Algunas corrientes de nuestro tiempo nos dicen que no, que la fe es un asunto privado, que debemos mantener en las cuatro paredes de nuestros templos, en la exclusividad de nuestros hogares, sin llevarla a las oficinas donde trabajamos, menos a la escuela, ni a las plazas o medios de comunicación y, ¡vade retro!, a la política.
Nos corresponde llevar a la vida la Palabra de Dios, experimentarla, y de esa forma el Señor será conocido por otros y los llenará de Luz.
El Señor nos está diciendo todo lo contrario. Que la Misericordia y la Buena Nueva del Reino no son bienes para unos pocos, que se esconde debajo de la cama o de la mesa, que hay que darlo a conocer a cuantos podamos; que es un tesoro que no puede estar escondido y que debemos proclamarlo a los cuatro vientos.

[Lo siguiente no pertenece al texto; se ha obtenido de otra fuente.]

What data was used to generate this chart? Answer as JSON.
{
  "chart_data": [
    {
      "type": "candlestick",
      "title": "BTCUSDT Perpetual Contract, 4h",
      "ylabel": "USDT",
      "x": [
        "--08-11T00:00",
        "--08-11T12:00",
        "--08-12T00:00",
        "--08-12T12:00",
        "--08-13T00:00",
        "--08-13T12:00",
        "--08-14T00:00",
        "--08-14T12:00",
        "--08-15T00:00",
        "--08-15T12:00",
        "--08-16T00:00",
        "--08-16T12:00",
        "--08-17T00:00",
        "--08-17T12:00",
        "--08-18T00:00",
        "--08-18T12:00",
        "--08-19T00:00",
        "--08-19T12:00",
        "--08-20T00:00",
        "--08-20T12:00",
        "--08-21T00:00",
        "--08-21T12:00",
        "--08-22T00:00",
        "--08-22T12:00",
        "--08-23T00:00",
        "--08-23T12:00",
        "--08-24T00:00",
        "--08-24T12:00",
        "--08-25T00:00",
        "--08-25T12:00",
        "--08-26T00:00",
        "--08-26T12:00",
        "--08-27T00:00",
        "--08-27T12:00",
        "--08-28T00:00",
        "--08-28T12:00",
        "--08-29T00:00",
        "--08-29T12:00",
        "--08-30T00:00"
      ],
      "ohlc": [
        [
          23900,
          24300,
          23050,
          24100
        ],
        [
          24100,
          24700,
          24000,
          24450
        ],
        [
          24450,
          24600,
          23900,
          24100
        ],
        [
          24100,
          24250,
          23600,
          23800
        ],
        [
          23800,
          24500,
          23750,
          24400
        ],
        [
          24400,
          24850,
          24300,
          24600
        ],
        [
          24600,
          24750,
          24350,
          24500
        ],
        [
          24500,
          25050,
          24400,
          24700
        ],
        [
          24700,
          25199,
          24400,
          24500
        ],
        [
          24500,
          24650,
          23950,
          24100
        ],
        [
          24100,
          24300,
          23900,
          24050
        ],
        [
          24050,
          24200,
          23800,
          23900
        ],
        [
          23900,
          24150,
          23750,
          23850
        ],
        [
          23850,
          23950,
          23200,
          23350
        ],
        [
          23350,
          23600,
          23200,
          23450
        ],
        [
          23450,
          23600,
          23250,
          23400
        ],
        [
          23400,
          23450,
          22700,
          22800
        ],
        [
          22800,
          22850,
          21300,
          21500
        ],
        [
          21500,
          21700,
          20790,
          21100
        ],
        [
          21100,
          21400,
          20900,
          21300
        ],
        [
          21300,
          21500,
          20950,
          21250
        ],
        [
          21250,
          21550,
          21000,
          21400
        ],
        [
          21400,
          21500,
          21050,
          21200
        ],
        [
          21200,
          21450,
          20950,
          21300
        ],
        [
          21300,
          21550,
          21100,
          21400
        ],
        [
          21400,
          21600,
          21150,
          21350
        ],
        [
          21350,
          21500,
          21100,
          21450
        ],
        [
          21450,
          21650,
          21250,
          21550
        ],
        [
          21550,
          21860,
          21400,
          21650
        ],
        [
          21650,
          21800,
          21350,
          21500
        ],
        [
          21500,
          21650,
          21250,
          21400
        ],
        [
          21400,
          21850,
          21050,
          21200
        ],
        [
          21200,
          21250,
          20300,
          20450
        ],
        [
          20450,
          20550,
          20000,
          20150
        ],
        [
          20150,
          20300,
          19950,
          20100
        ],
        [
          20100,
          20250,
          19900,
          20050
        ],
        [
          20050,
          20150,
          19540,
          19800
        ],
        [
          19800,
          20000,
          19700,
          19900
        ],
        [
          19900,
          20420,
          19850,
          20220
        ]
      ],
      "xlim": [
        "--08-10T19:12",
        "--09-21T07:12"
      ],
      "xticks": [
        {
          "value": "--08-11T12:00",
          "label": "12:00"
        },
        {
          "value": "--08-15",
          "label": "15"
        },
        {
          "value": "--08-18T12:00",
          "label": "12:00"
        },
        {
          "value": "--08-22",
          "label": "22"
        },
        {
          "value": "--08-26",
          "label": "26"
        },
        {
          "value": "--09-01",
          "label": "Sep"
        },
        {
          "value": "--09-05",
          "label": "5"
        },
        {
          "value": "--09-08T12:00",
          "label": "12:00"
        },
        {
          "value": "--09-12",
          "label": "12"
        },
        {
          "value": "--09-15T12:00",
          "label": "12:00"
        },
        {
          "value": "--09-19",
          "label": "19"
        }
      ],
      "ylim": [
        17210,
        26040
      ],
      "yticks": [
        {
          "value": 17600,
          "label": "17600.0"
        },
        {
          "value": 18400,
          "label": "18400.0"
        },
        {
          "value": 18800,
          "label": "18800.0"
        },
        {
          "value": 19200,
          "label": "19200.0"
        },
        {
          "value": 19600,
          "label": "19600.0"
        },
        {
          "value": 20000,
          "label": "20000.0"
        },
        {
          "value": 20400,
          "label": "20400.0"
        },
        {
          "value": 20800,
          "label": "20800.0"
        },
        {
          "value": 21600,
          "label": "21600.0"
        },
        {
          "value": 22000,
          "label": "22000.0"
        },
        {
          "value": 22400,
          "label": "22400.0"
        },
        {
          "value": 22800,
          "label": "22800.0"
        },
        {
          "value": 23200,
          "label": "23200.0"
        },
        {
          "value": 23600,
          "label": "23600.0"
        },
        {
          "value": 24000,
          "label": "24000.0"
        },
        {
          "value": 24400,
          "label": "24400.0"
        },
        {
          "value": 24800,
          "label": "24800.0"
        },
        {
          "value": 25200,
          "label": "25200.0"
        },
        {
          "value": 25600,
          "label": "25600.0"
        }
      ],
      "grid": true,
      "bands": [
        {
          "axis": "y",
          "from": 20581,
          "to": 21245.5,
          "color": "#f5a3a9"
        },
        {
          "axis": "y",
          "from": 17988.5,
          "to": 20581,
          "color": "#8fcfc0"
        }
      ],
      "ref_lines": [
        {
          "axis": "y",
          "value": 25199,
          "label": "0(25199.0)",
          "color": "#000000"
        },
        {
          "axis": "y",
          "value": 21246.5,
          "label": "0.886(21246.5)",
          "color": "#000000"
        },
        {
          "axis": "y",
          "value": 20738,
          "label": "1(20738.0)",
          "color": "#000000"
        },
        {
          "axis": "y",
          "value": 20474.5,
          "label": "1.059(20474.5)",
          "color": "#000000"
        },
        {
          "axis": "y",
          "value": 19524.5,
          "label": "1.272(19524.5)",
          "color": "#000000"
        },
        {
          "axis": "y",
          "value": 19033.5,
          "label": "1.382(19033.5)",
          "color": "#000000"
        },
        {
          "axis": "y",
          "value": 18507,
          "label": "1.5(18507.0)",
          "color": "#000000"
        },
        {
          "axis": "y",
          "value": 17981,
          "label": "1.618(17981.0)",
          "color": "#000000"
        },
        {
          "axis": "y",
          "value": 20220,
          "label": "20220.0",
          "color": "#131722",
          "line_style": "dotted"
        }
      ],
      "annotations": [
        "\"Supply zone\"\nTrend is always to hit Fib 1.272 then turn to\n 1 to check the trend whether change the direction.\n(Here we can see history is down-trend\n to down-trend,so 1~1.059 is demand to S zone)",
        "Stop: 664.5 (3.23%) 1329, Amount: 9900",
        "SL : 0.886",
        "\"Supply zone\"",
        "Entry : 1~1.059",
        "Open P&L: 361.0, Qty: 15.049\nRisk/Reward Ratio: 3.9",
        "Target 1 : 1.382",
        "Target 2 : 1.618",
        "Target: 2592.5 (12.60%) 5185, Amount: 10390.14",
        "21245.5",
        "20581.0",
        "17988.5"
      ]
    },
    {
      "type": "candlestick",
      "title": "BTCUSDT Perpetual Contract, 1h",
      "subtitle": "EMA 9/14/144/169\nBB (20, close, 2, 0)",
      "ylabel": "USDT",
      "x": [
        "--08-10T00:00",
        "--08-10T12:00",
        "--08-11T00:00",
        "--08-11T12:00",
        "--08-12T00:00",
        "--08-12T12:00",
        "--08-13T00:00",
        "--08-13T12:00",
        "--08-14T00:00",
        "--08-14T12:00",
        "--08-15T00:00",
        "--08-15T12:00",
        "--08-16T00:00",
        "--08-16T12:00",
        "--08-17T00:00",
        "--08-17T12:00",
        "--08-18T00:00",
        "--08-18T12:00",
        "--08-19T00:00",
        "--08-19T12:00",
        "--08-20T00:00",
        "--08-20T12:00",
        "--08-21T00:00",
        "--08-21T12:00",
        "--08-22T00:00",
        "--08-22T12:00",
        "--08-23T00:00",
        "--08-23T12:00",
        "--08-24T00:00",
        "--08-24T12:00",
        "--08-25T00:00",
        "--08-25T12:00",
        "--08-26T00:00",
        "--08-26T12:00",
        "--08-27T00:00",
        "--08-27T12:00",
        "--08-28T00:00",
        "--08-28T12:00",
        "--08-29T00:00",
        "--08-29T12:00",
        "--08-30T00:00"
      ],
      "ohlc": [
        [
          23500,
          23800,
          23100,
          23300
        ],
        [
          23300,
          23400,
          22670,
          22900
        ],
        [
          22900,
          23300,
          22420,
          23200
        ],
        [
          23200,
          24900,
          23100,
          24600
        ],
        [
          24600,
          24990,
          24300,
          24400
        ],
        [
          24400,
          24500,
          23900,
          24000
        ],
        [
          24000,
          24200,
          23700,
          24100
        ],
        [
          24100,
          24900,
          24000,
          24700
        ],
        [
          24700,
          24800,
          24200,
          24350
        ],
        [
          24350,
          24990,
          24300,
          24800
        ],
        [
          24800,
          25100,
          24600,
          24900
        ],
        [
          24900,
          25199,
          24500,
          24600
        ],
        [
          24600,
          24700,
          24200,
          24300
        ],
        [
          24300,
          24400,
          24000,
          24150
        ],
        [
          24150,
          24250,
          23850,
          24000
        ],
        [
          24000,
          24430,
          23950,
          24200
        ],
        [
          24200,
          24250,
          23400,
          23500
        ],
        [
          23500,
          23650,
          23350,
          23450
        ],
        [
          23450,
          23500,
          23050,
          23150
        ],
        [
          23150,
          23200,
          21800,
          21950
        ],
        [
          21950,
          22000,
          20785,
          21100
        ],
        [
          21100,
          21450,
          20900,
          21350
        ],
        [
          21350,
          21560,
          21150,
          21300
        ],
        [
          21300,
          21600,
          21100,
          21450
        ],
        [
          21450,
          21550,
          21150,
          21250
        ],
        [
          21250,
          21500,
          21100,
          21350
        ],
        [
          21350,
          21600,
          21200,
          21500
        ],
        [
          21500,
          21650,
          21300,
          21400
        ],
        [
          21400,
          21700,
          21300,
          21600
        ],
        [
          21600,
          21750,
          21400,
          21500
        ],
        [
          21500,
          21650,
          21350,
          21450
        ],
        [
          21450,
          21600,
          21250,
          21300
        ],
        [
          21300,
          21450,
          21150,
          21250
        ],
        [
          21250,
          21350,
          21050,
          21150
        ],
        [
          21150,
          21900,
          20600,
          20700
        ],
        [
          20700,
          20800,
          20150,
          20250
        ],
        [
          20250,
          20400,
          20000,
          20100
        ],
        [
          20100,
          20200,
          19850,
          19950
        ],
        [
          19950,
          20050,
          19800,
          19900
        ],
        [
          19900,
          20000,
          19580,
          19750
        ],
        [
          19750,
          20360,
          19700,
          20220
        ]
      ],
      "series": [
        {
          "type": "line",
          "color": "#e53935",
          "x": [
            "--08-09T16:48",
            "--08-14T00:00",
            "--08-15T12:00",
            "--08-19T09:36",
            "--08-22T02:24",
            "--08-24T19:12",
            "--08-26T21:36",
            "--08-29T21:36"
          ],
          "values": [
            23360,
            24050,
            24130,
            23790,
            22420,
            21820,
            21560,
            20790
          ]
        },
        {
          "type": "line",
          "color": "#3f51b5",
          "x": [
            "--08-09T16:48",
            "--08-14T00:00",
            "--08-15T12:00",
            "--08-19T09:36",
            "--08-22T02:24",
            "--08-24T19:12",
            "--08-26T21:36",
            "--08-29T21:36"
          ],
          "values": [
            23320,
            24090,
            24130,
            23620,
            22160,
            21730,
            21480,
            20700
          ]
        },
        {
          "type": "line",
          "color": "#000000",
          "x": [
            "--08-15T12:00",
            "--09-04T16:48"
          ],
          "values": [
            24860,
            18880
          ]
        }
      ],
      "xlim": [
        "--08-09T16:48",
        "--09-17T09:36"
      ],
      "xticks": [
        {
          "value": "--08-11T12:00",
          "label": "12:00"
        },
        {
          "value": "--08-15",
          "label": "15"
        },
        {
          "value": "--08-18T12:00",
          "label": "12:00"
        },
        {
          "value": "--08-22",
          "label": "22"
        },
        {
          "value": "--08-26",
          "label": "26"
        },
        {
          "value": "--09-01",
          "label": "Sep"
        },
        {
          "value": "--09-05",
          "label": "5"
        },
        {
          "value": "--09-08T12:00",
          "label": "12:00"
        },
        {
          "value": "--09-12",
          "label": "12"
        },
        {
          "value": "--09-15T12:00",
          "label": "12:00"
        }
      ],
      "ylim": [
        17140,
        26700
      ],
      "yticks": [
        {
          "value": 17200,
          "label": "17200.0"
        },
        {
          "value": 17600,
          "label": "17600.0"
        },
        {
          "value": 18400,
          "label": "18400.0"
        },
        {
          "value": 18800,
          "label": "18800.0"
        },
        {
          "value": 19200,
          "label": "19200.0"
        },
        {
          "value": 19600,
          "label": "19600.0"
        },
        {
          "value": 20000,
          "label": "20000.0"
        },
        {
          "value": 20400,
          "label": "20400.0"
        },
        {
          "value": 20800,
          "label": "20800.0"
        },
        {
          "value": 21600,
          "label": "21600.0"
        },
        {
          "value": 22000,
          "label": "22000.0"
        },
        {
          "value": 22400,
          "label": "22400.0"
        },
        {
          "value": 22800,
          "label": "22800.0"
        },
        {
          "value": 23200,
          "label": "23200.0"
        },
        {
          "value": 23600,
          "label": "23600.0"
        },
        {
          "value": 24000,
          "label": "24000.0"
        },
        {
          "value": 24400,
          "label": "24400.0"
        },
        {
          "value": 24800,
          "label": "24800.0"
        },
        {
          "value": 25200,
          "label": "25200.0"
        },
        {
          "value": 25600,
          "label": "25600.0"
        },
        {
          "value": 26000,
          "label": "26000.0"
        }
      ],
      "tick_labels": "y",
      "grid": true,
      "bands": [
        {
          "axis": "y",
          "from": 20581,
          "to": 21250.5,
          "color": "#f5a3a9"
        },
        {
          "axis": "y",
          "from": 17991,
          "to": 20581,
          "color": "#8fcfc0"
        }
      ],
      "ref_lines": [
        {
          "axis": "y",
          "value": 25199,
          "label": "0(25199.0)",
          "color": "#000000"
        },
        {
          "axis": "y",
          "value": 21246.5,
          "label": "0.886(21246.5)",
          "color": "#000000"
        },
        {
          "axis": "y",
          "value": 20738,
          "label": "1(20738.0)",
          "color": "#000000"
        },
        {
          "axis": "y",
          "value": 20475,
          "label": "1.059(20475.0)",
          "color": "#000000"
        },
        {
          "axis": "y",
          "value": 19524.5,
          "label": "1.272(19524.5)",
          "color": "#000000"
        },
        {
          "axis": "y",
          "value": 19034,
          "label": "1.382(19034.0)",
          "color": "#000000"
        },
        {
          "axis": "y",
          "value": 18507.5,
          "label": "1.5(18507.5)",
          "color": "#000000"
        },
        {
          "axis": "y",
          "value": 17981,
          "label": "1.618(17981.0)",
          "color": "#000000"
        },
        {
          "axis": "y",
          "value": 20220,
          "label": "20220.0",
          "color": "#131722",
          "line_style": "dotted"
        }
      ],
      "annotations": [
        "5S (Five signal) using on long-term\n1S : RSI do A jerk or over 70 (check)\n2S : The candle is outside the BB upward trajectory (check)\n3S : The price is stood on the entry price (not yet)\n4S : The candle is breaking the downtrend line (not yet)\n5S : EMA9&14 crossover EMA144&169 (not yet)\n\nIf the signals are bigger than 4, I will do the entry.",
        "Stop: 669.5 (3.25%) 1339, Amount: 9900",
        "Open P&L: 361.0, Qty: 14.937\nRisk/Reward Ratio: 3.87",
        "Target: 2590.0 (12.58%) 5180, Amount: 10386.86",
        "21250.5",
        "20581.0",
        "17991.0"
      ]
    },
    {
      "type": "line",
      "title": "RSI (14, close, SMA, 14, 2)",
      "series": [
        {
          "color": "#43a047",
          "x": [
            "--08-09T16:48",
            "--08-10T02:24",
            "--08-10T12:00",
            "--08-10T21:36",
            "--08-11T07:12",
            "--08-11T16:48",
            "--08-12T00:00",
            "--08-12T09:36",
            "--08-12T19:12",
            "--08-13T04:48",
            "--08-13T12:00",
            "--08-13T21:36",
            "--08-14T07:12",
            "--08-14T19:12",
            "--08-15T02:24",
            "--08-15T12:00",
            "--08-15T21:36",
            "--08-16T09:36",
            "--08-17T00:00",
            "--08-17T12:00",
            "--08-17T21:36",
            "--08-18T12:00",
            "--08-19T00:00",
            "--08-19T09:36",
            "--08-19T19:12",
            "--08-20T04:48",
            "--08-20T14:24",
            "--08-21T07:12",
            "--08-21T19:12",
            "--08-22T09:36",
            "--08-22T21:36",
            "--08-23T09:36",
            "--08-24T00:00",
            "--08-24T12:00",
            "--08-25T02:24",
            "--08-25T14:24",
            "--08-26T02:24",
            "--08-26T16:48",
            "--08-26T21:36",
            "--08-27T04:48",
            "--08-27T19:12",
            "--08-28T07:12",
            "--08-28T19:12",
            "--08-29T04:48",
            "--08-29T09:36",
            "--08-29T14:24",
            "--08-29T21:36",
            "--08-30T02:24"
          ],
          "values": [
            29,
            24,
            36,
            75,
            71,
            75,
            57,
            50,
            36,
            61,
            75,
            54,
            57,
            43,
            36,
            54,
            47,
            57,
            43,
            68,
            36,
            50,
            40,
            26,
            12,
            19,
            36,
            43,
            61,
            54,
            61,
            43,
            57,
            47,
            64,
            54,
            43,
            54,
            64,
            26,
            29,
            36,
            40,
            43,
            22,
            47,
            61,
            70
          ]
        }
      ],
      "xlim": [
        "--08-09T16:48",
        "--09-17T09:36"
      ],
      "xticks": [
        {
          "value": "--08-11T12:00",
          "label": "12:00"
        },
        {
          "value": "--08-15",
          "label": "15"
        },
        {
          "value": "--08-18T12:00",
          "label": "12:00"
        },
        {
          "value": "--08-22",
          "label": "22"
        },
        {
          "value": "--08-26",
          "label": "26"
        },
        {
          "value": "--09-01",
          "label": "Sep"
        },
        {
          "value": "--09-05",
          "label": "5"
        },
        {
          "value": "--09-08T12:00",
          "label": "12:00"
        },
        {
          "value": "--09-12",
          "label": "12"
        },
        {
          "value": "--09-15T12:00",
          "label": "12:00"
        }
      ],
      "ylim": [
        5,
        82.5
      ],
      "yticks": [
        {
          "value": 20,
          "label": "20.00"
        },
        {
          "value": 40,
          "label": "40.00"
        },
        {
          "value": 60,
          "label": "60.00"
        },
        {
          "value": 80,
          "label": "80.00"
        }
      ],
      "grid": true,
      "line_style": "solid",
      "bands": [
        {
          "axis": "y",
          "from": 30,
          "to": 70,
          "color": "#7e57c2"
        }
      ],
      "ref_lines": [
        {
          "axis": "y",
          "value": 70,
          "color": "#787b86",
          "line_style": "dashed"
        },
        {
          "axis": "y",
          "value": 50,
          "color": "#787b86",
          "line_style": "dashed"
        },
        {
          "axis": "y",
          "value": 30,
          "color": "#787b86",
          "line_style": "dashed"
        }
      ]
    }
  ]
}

Nos toca, pues, abrir las puertas de la vida y sacar a Dios del baúl donde lo hemos metido, y del cual lo sacamos solo los domingos de misa, o muy de vez en cuando para los bautizos o las bodas, o en tiempos fuertes como Navidad o Semana Santa.
Es decir, toca evangelizar, y evangelizar a todos y cada uno de los que están en nuestros ambientes.
Solo hay una forma adecuada de emprender esa misión: con la amistad; una sincera, generosa y abierta amistad.
La amistad no se puede fingir, ni se improvisa. Es un valor de la vida. Solo viviendo el amor, podemos transparentar a Dios.
¡Ánimo!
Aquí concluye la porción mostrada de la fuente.